I don’t know whether Count Arthur Strong saw the original 2017 production of Prism at Hampstead Theatre. Or whether the show’s writer and director Terry Johnson saw the Doncastrian doyen of light entertainment’s The Sound of Mucus the same year.

For both shows start in the same comedic manner with a curtain/garage door rising, in fits and starts, to reveal three pairs of legs (or six one-legged characters) engaging in a heated debate. Or as The Count described it: “a conversation at the top of their voices”.

But similarities with The Count don’t end there for in addition to the constant stream of malapropisms, both principal characters are prone to “When I were a lad…” anecdotes about a distant past which is thinning out to the point of flatlining in their memory.

The Count’s shortcomings may be the product of too many pints of bitter at The Shoulder of Mutton, but those of Jack Cardiff (Robert Lindsay) – the Oscar-winning cinematographer of Black Narcissus whose job, as he saw it, was to “flatter” his female stars through a combination of light, angle and the “ingenious prism” of a Technicolor camera – are down to dementia.

And the theme of loss is very much at the heart of the play and each its characters. The loss of a golden age of cinema and the legends who (courtesy of Cardiff) lit up our screens such as Humphrey Bogart, Lauren Bacall and Katharine Hepburn. All three of whom make an enchanting guest appearance at the start of the second act.

And on a more personal level, the loss of a child, the loss of a parent, the loss of a lover and, ultimately, the loss of self. And in the case of Cardiff’s son Mason (Oliver Hembrough), the loss of a lucrative dream as he tries to cajole his father into finishing his memoir so that he can step out of his shadow and have a crack at adapting it for the screen.

But what troubles Cardiff the most – apart from his unrequited love for Hepburn, brought to life in a beautiful economy of “verbal and emotional” exchanges between Lindsay and Tara Fitzgerald (who also plays his “hippy strumpet” wife Nicola) – is not death or dying, but the loss of his sight which was so integral to his career as a cinematographer and later director of “three very fine” and “eleven piss poor” movies.

Given the subject matter, you’d be forgiven for reaching for a razor. Or Cardiff’s drink of choice, a scotch and soda. But Johnson’s script is hugely entertaining thanks to a liberal sprinkling of twinkly-eyed one-liners (“I’ll just shake a few dew drops off the lily”) which are counterbalanced by a litany of Wildean epigrams, knowingly referenced by Nicola as “another fucking life metaphor”.

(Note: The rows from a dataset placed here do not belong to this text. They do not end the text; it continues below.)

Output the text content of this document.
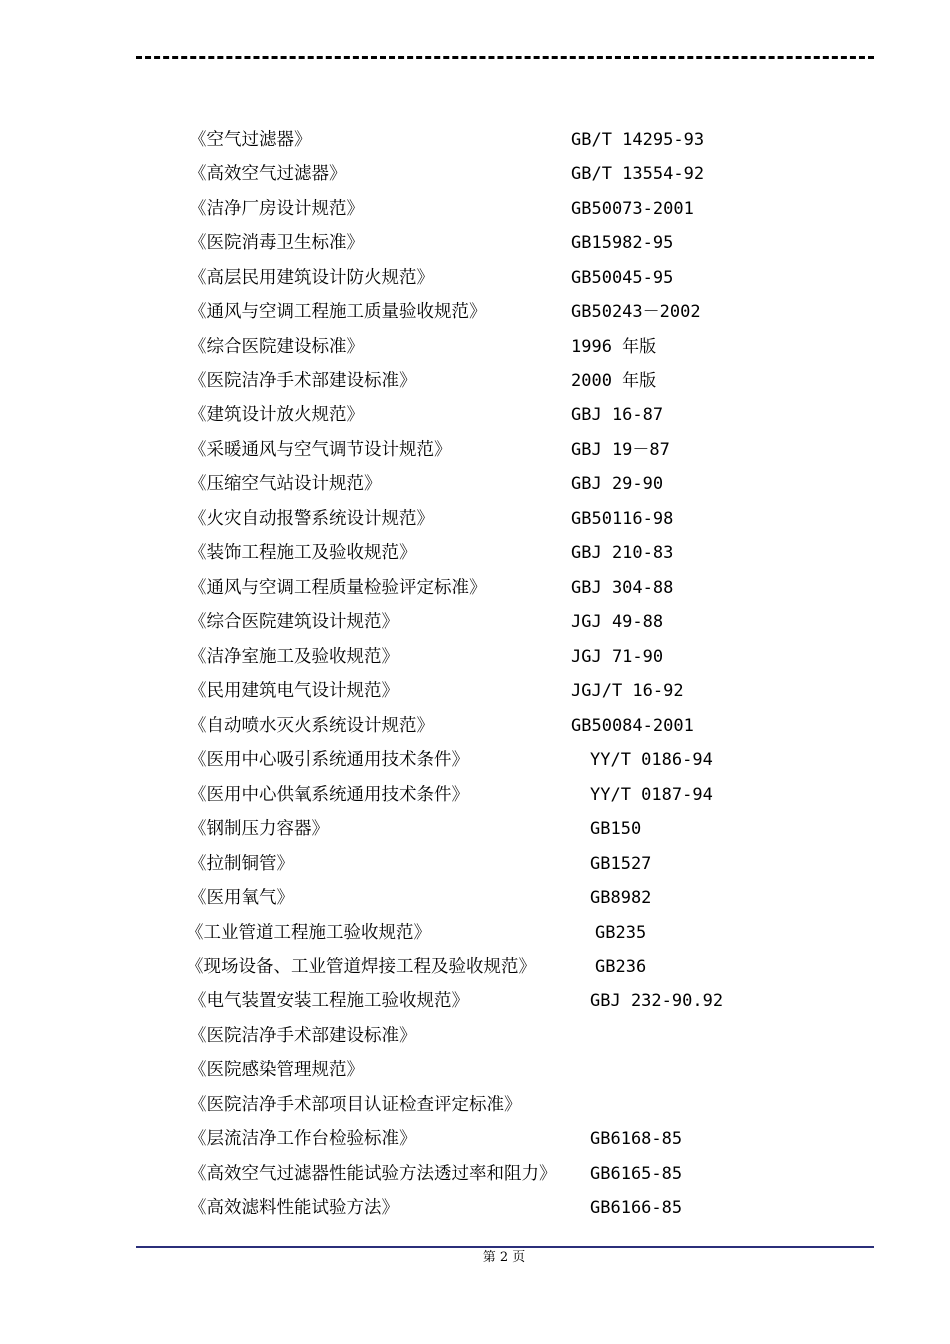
《空气过滤器》	GB/T 14295-93
《高效空气过滤器》	GB/T 13554-92
《洁净厂房设计规范》	GB50073-2001
《医院消毒卫生标准》	GB15982-95
《高层民用建筑设计防火规范》	GB50045-95
《通风与空调工程施工质量验收规范》	GB50243－2002
《综合医院建设标准》	1996 年版
《医院洁净手术部建设标准》	2000 年版
《建筑设计放火规范》	GBJ 16-87
《采暖通风与空气调节设计规范》	GBJ 19－87
《压缩空气站设计规范》	GBJ 29-90
《火灾自动报警系统设计规范》	GB50116-98
《装饰工程施工及验收规范》	GBJ 210-83
《通风与空调工程质量检验评定标准》	GBJ 304-88
《综合医院建筑设计规范》	JGJ 49-88
《洁净室施工及验收规范》	JGJ 71-90
《民用建筑电气设计规范》	JGJ/T 16-92
《自动喷水灭火系统设计规范》	GB50084-2001
《医用中心吸引系统通用技术条件》	YY/T 0186-94
《医用中心供氧系统通用技术条件》	YY/T 0187-94
《钢制压力容器》	GB150
《拉制铜管》	GB1527
《医用氧气》	GB8982
《工业管道工程施工验收规范》	GB235
《现场设备、工业管道焊接工程及验收规范》	GB236
《电气装置安装工程施工验收规范》	GBJ 232-90.92
《医院洁净手术部建设标准》
《医院感染管理规范》
《医院洁净手术部项目认证检查评定标准》
《层流洁净工作台检验标准》	GB6168-85
《高效空气过滤器性能试验方法透过率和阻力》 GB6165-85
《高效滤料性能试验方法》	GB6166-85
第 2 页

Lindsay is the star draw (the play was, after all, written with him in mind) and his commanding performance is worthy of such an accolade. Though his fellow cast members are equally impressive, particularly Victoria Blunt who glides effortlessly from Cardiff’s slow-thinking and even slower-typing carer-cum-PA Lucy to the hot-to-trot Lauren Bacall (“I need the kind of nap I need help with”) and the shimmering Marilyn Monroe who is said to have described Cardiff as “the best in the world”.

Johnson’s touring production for Hampstead Theatre and Birmingham Repertory Theatre may not reach such giddy heights, but the dialogue sparkles like Cardiff’s prized prism and the structure is of an equally fine cut. As is the set by Tim Shortall (Rita, Sue and Bob Too) which together with the lighting of Ben Ormerod (The Duchess [of Malfi]) and video design of William Galloway transports us from a double garage in the sleepy village of Denham to the banks of the Congo on the set of The African Queen. As the dismissive chiropodist said to a foul-smelling customer: No mean feat!